A Bueno Brunch At Buena Vista Cafe, Home of Irish Coffee
This is as clear as we could get our packed table for a shot of the Buena Vista Cafe's trademark Irish Coffee.
Photos by Andrea Grimes and Man O' The Hour
Generally speaking, I don't recommend visiting restaurants that have attached gift shops if you are over the age of 10. And really, if you're under the age of 10 believe me when I tell you: Absolutely nobody gives a shit about your Hard Rock Cafe T-shirt collection, least of all the cadre of friends and relatives you've baby-bullied with your tiny, nerdchild tears into bringing you back the overpriced sartorial souvenirs. And in a few years, even Goodwill is not going to give a shit about your Hard Rock Cafe T-shirt collection. No one will think less of you if you don't ever get the Madrid shirt, Andrea, nobody! NOBODY! GIVE IT UP NOW AND START COLLECTING VINYL.
But specifically speaking -- if it gets any more specific than addressing your 10-year-old self on a Dallas food blog -- I do recommend visiting the Buena Vista Cafe in San Francisco, which has a gift shop but! but! also what is probably the country's, if not the world's, finest Irish Coffee and a crab eggs Benedict that will make your brain fall out of your head if you try to understand how great it is.
I spent the New Year's weekend in Northern California with the Man O' The Hour, who took me on a whirlwind 72-hour tour of his homeland. We visited some mighty fine dive bars and ate In-N-Out Burger (tasty, but I'm not sure I understand the hype). We scarfed down Indian pizza, something I hope catches on with more fervor than Korean tacos. And we ate brunch at the historic Buena Vista, which is in the touristy area over by Geerardelli Square. I am not going to look up how to spell that because we have brunchy booze and eggs to discuss, both of which are mightily superior to chocolate.
New Year's Day was probably as crowded as any hangover Saturday near the water, with soggy, cold patrons fighting for first-come, first-serve seats inside the wood-paneled bar, behind which imposing, gray-haired bartenders responded to calls of "MAKE FIVE! MAKE TWO!" from vested waitresses counting Irish coffee orders.
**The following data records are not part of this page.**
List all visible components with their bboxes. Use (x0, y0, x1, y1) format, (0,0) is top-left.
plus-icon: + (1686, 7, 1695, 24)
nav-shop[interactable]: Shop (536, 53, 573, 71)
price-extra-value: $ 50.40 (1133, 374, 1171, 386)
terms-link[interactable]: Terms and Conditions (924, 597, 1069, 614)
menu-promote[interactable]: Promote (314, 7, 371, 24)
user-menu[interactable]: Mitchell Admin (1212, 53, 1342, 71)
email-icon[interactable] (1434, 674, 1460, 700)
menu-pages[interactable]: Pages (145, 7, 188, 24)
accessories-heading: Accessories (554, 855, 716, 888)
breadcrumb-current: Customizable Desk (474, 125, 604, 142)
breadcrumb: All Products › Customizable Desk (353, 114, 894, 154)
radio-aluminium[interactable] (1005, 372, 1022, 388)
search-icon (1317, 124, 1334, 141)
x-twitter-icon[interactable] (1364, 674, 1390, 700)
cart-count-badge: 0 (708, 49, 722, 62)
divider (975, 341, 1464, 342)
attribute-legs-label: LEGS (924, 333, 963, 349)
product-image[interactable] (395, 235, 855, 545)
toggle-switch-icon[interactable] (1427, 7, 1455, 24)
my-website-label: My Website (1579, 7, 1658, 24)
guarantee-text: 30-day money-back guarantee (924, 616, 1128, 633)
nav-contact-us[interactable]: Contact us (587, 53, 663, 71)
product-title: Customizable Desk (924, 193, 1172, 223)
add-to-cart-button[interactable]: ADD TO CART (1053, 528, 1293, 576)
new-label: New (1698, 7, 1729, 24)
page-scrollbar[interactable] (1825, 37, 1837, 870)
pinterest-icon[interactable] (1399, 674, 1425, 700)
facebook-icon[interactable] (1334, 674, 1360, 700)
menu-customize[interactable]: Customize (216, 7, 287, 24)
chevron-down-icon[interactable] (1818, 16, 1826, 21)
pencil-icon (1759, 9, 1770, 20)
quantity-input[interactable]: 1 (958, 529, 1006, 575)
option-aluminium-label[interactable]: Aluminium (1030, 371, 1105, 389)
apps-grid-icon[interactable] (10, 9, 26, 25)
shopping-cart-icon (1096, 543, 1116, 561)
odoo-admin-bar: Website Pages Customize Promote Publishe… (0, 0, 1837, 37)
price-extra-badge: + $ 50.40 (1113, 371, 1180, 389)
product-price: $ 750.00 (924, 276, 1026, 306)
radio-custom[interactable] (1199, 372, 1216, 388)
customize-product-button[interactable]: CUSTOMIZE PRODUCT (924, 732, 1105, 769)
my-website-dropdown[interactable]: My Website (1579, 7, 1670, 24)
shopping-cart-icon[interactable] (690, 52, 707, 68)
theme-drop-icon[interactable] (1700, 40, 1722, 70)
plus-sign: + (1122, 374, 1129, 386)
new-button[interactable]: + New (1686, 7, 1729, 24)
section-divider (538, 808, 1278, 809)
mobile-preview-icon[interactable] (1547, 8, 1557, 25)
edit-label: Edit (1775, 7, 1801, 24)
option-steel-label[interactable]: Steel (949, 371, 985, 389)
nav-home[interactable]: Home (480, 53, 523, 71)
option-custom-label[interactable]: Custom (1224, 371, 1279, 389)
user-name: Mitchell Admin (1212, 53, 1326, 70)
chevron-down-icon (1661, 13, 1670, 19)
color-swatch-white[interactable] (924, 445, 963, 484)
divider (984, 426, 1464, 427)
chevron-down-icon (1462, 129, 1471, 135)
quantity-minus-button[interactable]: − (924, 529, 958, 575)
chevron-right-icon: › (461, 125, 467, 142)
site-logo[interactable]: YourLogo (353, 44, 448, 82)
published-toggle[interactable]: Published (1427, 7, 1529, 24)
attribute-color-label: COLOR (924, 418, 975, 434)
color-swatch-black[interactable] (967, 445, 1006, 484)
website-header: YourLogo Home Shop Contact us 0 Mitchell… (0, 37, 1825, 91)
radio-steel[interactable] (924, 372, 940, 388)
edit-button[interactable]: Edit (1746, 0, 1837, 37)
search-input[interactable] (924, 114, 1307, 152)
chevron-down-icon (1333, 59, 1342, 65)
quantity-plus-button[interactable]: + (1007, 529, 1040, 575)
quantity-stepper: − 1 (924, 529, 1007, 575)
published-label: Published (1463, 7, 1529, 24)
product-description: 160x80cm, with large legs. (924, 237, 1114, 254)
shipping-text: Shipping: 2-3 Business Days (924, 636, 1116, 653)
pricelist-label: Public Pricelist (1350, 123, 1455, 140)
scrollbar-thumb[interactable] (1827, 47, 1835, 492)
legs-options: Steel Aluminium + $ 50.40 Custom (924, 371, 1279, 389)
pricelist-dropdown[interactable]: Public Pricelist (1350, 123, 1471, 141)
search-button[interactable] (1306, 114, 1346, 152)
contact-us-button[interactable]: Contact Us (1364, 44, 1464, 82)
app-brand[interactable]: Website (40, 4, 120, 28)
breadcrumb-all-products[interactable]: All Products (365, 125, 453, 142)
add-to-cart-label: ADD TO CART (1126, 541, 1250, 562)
The mix of locals and tourists made the place feel a bit like McSorley's in New York City, the Man O' The Hour mused. It's homey and friendly, but also a guidebook destination. The bar and cafe is too loud and messy and difficult to navigate for faint-of-heart tourists, and if you've got a full agenda of buying sourdough, chocolate and reproduction prison uniforms from Alcatraz, you're not going to want to spend a couple of hours elbowing your way through a plate of eggs.
Bloody Buena Vista Mary, con giant stalk o' celery.
We found a place at the bar a few minutes after 11 a.m., ordered a couple of Bloody Marys, and had two seats at a round five-top in 15 minutes or so. The Buena Vista Cafe is known for its Irish coffees -- they say the drink was more or less invented there -- but I needed some vitamins with which tamp down my New Year's Eve hangover, so Marys came first in squat glasses filled to the brim with what I believe was a spicy Clamato mix and ridiculously tall celery stalks that dwarfed our fat chalices. Our final bill wasn't itemized, but the delicious, tangy drinks couldn't have been more than $5 apiece.
We sat down among some middle-aged Bay Area outliers sporting tie-dyed T-shirts and a couple of white-boy 'fro-puffs, downing Irish coffees as if some set decorator had put them there to make sure I got my fill of Northern California hippies on the trip. They recommended the Crab Benedict, which we ordered along with the Eggs Blackstone for something like $13 apiece, because when somebody says "grilled tomato," I say "Immediately, please!"
Insert joke about getting crabs here.
The Crab Benedict "
Find the Eggs Blackstone under all that Hollandaise.
For dessert, we ordered two Irish coffees, made with Tullamore Dew and a dollop of the most amazing almost-whipped cream I've ever tasted. The cream, it seems, is a big part of the Buena Vista secret. It's aged and then whipped until it's not quite actual whipped cream, so it floats perfectly on top of the whiskey and coffee. The bartenders at the Buena Vista are said to make up to 2,000 of the drinks per day, which possibly accounts for how cheap they are -- again, probably a fiver each.
I could have sat inside that toasty bar all day long, alternating Bloody Marys and Irish coffees, watching the rainy day float by the San Francisco Bay. But alas, there were bridges and seals to see, so we closed our mightily affordable tab and headed back into the Northern California rain. I didn't stop in the gift shop.